Open 2403772980ygy opened 4 years ago
Haha, word, man!
OK.
Anyways, maybe I should do it myself by changing the current download function into a queue push, and add another part to download.
Also bear with me, for I'm new to this project.
Thinking out loud here, I was just browsing the issues.. Outside of what Nandaka mentioned- The largest possible problem that I can see is to do with the database. SQLite does not do well with concurrency, and threading/multiprocessing with SQLite can be a recipe for disaster. Some sort of system may need to be implemented to queue & dequeue statements/transactions in a separate thread/process, but then you get into issues with the GIL & sharing objects between the separate Python threads/processes... But if that were to be implemented, it would likely add a decent amount of complexity around how the download processes interact with the DB. I'm trying to think of some ideas real quick, but I can't come up with a simple solution around it.
SQLite does not do well with concurrency, and threading/multiprocessing with SQLite can be a recipe for disaster.
I think you need to use lock, it will impact the performance of course.

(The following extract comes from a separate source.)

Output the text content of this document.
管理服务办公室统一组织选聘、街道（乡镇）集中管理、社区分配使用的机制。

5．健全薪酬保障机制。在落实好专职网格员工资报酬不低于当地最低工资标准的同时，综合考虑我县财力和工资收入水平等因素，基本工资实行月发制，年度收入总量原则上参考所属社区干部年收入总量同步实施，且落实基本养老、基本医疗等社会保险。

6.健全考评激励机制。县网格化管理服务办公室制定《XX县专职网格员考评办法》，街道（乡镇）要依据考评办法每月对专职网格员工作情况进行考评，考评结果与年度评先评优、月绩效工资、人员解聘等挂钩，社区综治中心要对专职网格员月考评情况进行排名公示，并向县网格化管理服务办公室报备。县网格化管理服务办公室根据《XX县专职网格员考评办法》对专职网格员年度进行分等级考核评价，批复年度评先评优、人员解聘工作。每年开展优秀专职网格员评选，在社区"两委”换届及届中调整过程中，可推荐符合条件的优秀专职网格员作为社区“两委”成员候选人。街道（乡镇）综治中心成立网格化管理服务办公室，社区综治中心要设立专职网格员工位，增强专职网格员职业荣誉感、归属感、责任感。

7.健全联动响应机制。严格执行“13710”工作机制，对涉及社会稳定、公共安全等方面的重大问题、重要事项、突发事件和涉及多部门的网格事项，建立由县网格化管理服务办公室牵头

For UI, I think need to use curses
, but I'm not sure the support on windows before Win10
I didn't think of SQLite problems, the lock should only deal with operations outside of downloading and should not do with downloading because it is the main thing we need to accelerate using multithreading, maybe this can help with SQLite problems.
As for curses, I completely agree, but I haven't come up with a decent design yet.
My main concern is that the downloading need some rework to integrate the new UI and multithreading.
if you are using curses
, the default print will be hidden, right? I have made some changes on the latest commit to allow you to pass a notifier from the caller, so it can handle the messages and show it to the ui. I think multi threading is more useful for batch downloader (option b
)
Duplicate of https://github.com/Nandaka/PixivUtil2/issues/504
You could stay with the current printline mode, just use the python progress
library to indicate how many posts of possible posts have downloaded with a textual progress bar instead of logging each post in detail serially.
This would make things harder to debug though, so I would leave in the existing process post
which ties logging to the actual download procedure.
PixivUtil performs no processing that would benefit from multithreading (see also python GIL) except for making parallel requests, so it would suffice to 1)Pull the downloading procedure into the caller, make multiple async 2)Let the caller show progress 3)Perform process post on each result in the caller after the download completes.
But TBH once you no longer have a download backlog, the savings of this are pretty negligable.
if we let the caller update the process bar and We only need to download one image this looks kinda awkward, I suggest using the downloaded/total size to show the process in the bar.
@bbappserver I'm more thinking of the context running multiple jobs in parallel (e.g. downloading mix of by member id or by tags), so inside the thread it just call the appropriate method.
https://github.com/Nandaka/PixivUtil2/blob/master/PixivBatchHandler.py#L157 https://github.com/Nandaka/PixivUtil2/blob/master/PixivBatchHandler.py#L82 https://github.com/Nandaka/PixivUtil2/blob/master/PixivBatchHandler.py#L106
Currently, the UI printout and logging is kind of tied together, using curses
won't mess with it assuming the thread id is included in the logging.
As for the notifier, it is up to the dev to include how much details they want to include, currently it just pass start and stop message.
It is not hard to guess that the program gets all data and download links in a init process, why not put them in a queue and download them multithreaded?